I didn’t reply, though I felt thrice as embarrassed – for complaining about my job at times, and here I have a 90-year-old lady telling me how much she insists on continue working.
“It’s not for money, no.” she continued, “it is because of the feeling of gratefulness I get from serving my guests. I do not like rich people, no. In fact, rich people come to our restaurant sometimes, and the next day I would complain to the hotel. The most important things in life are gratefulness and humbleness.”
I trust her – just by the restaurant’s location in a non-descript suburb near Kyōto, and how genuinely kind the old lady and her family is.

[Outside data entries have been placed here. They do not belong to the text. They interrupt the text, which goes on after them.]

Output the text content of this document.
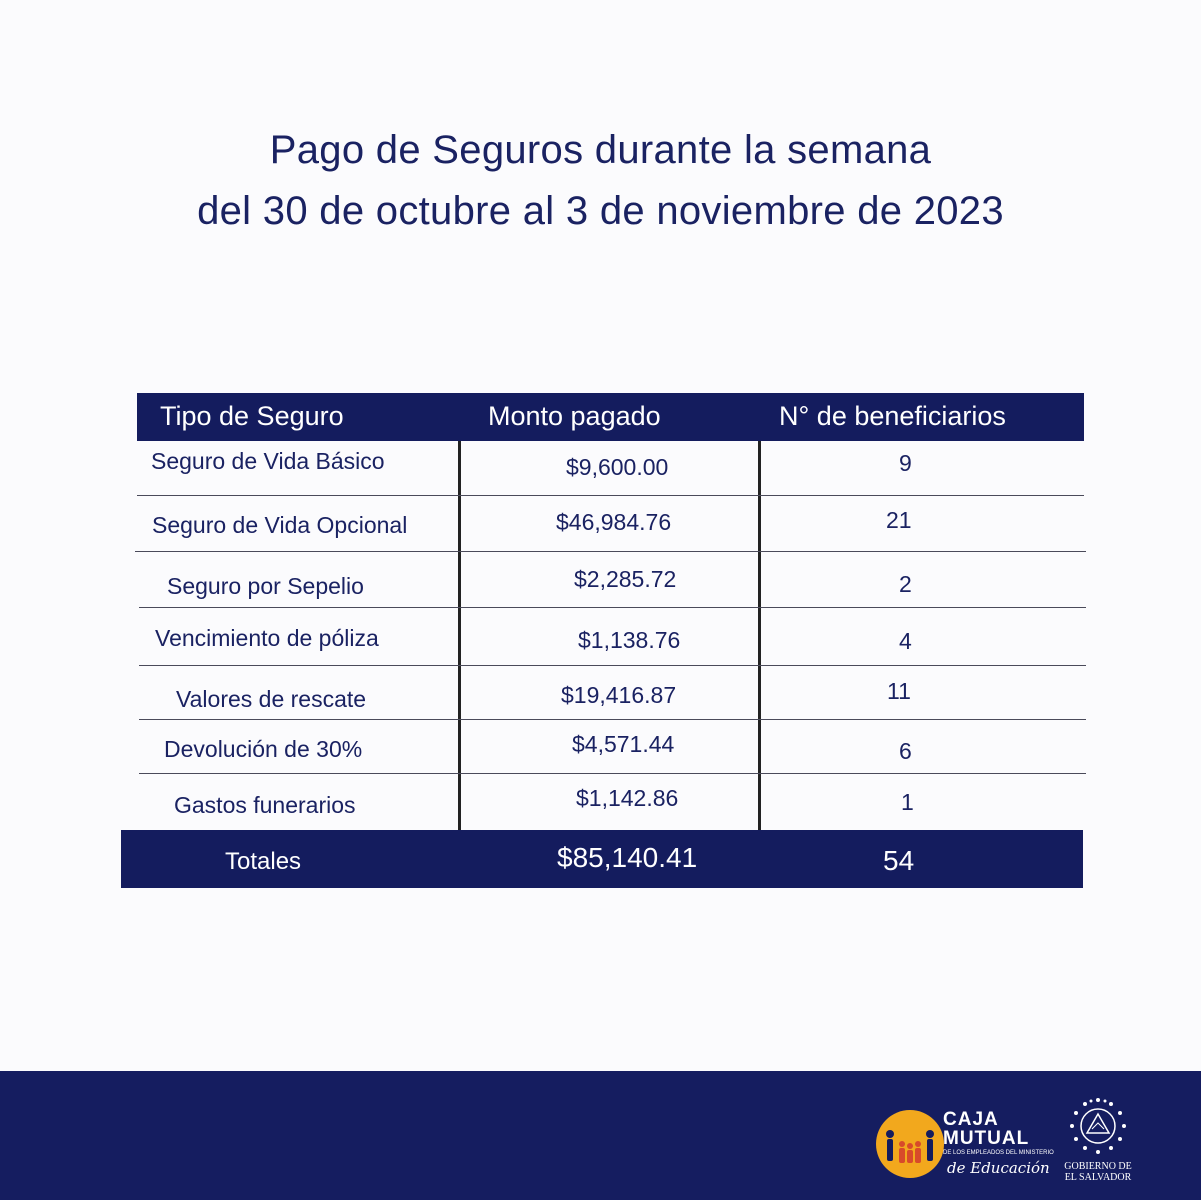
Pago de Seguros durante la semana
del 30 de octubre al 3 de noviembre de 2023
Tipo de Seguro	Monto pagado	N° de beneficiarios
Seguro de Vida Básico	$9,600.00	9
Seguro de Vida Opcional	$46,984.76	21
Seguro por Sepelio	$2,285.72	2
Vencimiento de póliza	$1,138.76	4
Valores de rescate	$19,416.87	11
Devolución de 30%	$4,571.44	6
Gastos funerarios	$1,142.86	1
Totales	$85,140.41	54
CAJA
MUTUAL
DE LOS EMPLEADOS DEL MINISTERIO
de Educación	GOBIERNO DE
EL SALVADOR
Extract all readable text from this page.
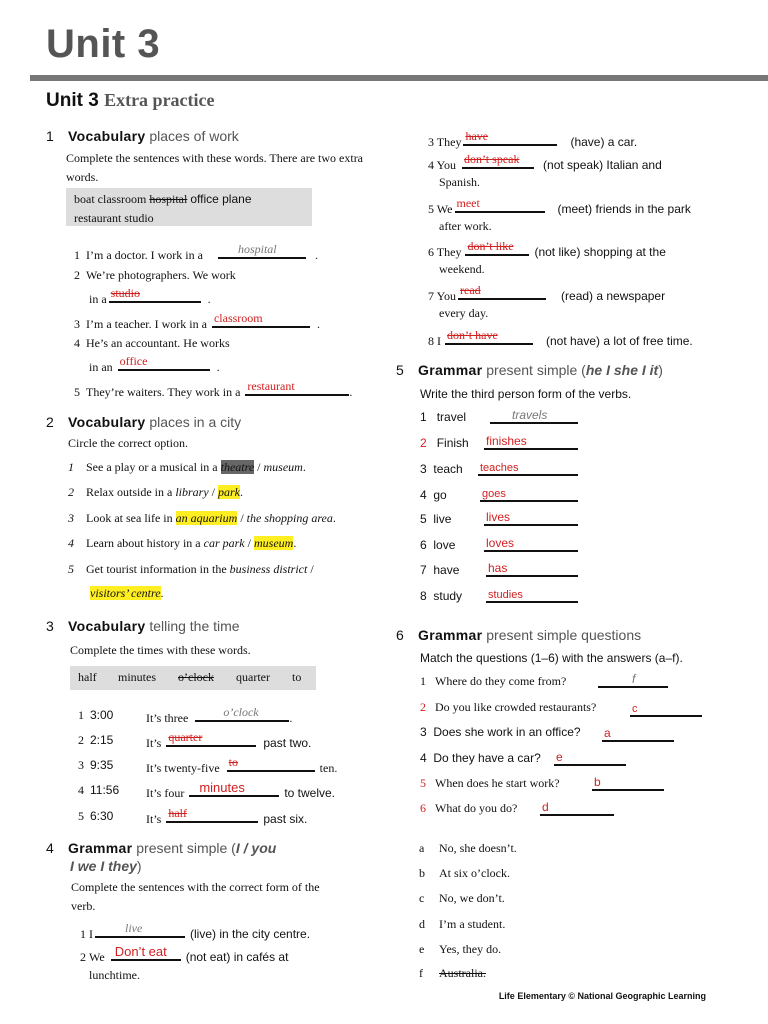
Unit 3
Unit 3 Extra practice
1 Vocabulary places of work
Complete the sentences with these words. There are two extra words.
boat classroom hospital office plane
restaurant studio
1 I’m a doctor. I work in a	hospital	.
2 We’re photographers. We work
in a studio	.
3 I’m a teacher. I work in a classroom	.
4 He’s an accountant. He works
in an office	.
5 They’re waiters. They work in a restaurant	.
2 Vocabulary places in a city
Circle the correct option.
1 See a play or a musical in a theatre / museum.
2 Relax outside in a library / park.
3 Look at sea life in an aquarium / the shopping area.
4 Learn about history in a car park / museum.
5 Get tourist information in the business district /
visitors’ centre.
3 Vocabulary telling the time
Complete the times with these words.
half minutes o’clock quarter to
1 3:00	It’s three	o’clock	.
2 2:15	It’s quarter	past two.
3 9:35	It’s twenty-five to	ten.
4 11:56 It’s four minutes	to twelve.
5 6:30	It’s half	past six.
4 Grammar present simple (I / you
I we I they)
Complete the sentences with the correct form of the verb.
1 I	live	(live) in the city centre.
2 We Don’t eat (not eat) in cafés at
lunchtime.
3 They have	(have) a car.
4 You don’t speak (not speak) Italian and
Spanish.
5 We meet	(meet) friends in the park
after work.
6 They don’t like (not like) shopping at the
weekend.
7 You read	(read) a newspaper
every day.
8 I don’t have	(not have) a lot of free time.
5 Grammar present simple (he I she I it)
Write the third person form of the verbs.
1 travel	travels
2 Finish finishes
3 teach teaches
4 go	goes
5 live	lives
6 love	loves
7 have has
8 study studies
6 Grammar present simple questions
Match the questions (1–6) with the answers (a–f).
1 Where do they come from?	f
2 Do you like crowded restaurants?	c
3 Does she work in an office? a
4 Do they have a car? e
5 When does he start work?	b
6 What do you do? d
a No, she doesn’t.
b At six o’clock.
c No, we don’t.
d I’m a student.
e Yes, they do.
f Australia.
Life Elementary © National Geographic Learning
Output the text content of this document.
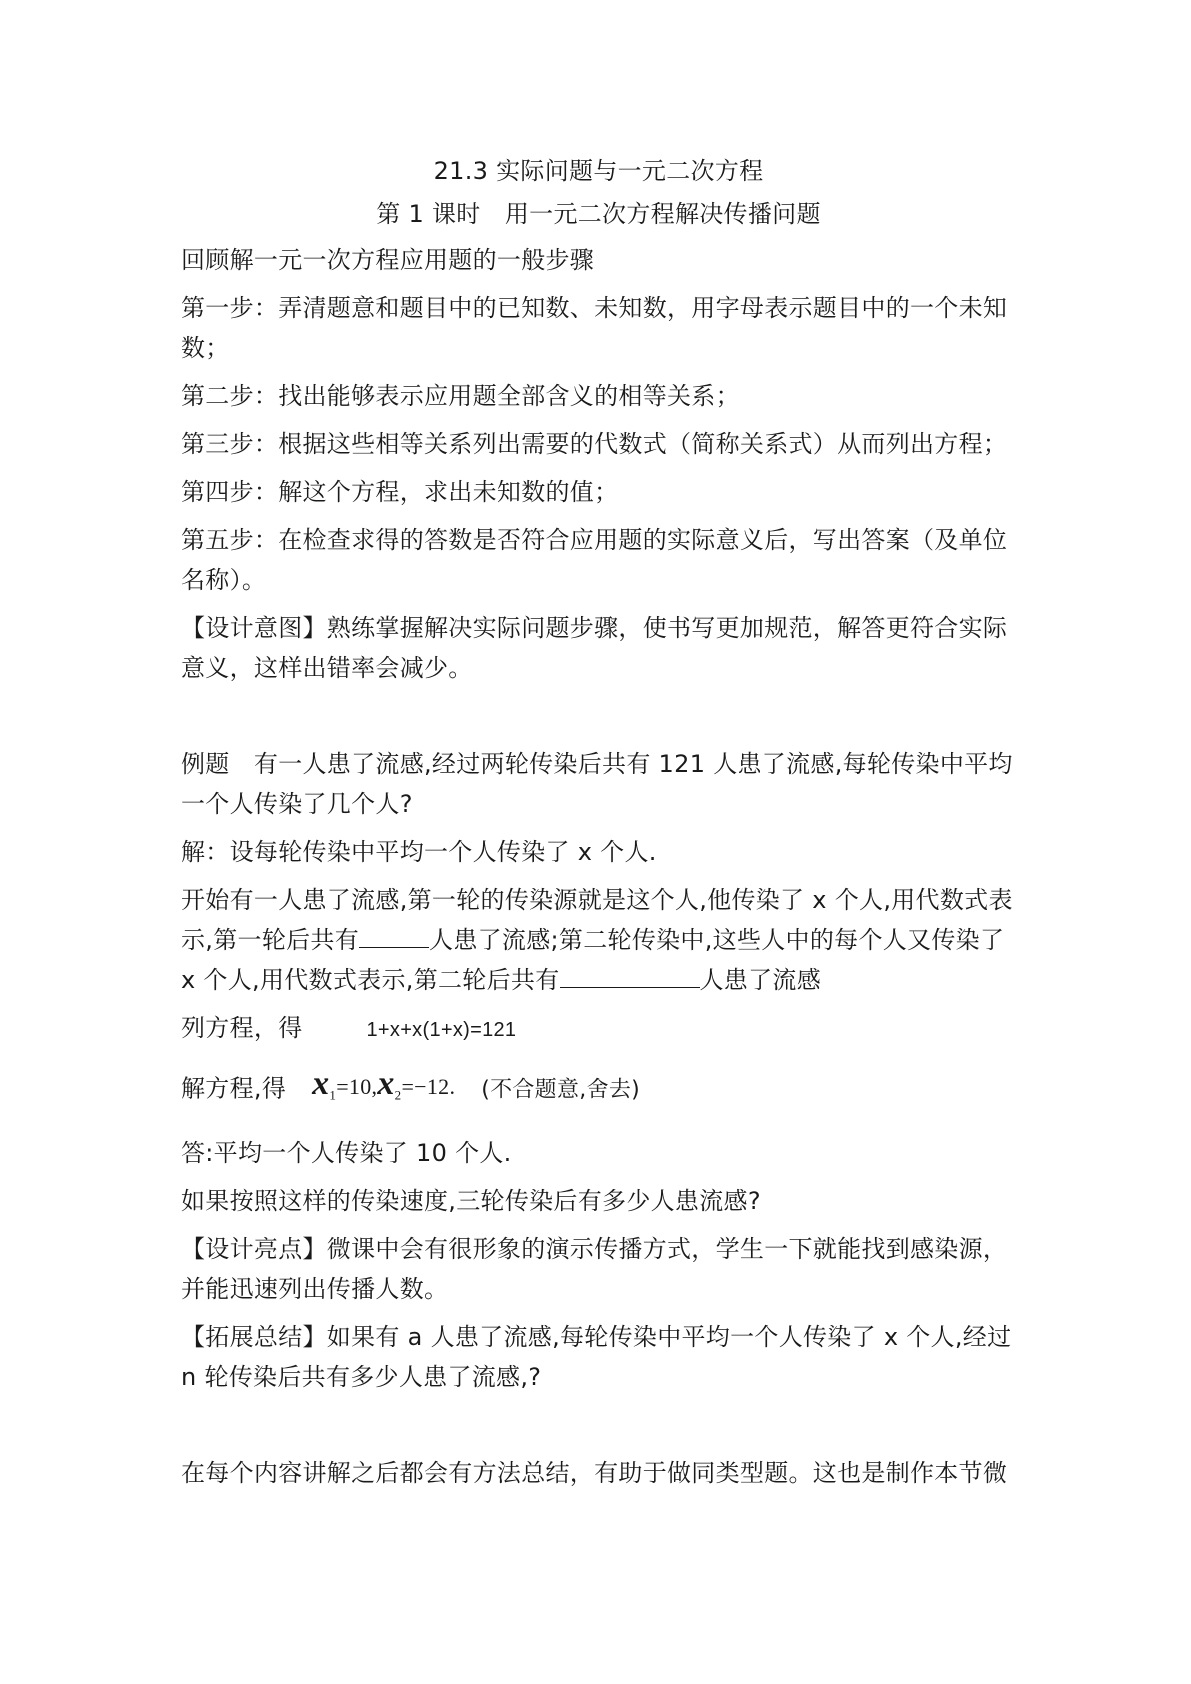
21.3 实际问题与一元二次方程
第 1 课时　用一元二次方程解决传播问题

回顾解一元一次方程应用题的一般步骤

第一步：弄清题意和题目中的已知数、未知数，用字母表示题目中的一个未知数；

第二步：找出能够表示应用题全部含义的相等关系；

第三步：根据这些相等关系列出需要的代数式（简称关系式）从而列出方程；

第四步：解这个方程，求出未知数的值；

第五步：在检查求得的答数是否符合应用题的实际意义后，写出答案（及单位名称）。

【设计意图】熟练掌握解决实际问题步骤，使书写更加规范，解答更符合实际意义，这样出错率会减少。

例题　有一人患了流感,经过两轮传染后共有 121 人患了流感,每轮传染中平均一个人传染了几个人?

解：设每轮传染中平均一个人传染了 x 个人.

开始有一人患了流感,第一轮的传染源就是这个人,他传染了 x 个人,用代数式表示,第一轮后共有	人患了流感;第二轮传染中,这些人中的每个人又传染了 x 个人,用代数式表示,第二轮后共有	人患了流感

列方程，得	1+x+x(1+x)=121

解方程,得 $x_1=10,x_2=-12$. (不合题意,舍去)

答:平均一个人传染了 10 个人.

如果按照这样的传染速度,三轮传染后有多少人患流感?

【设计亮点】微课中会有很形象的演示传播方式，学生一下就能找到感染源，并能迅速列出传播人数。

【拓展总结】如果有 a 人患了流感,每轮传染中平均一个人传染了 x 个人,经过 n 轮传染后共有多少人患了流感,?

在每个内容讲解之后都会有方法总结，有助于做同类型题。这也是制作本节微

“My granddaughter, Kairi-chan; she is 14, in middle school, and insists on helping out at the restaurant without pay. She just wants the experience of working.”
Where do you find a 14-year-old like this?
“My grandson, Fuuta-kun; he is in high school, and spends 40 minutes cycling to school each day. That is about 1 hour 20 minutes return. He insists on doing that.”
I probably wanted to bury myself, ideally in the charcoal that was burning in the middle of the hut. That’s partly because I don’t even know how to cycle.
Gratefulness. Humbleness. On the road, you get to meet ordinary people who are simply extraordinary. Our dinner was delicious, but to meet this old lady and her family – that really is something more valuable than the most delicious of dinners.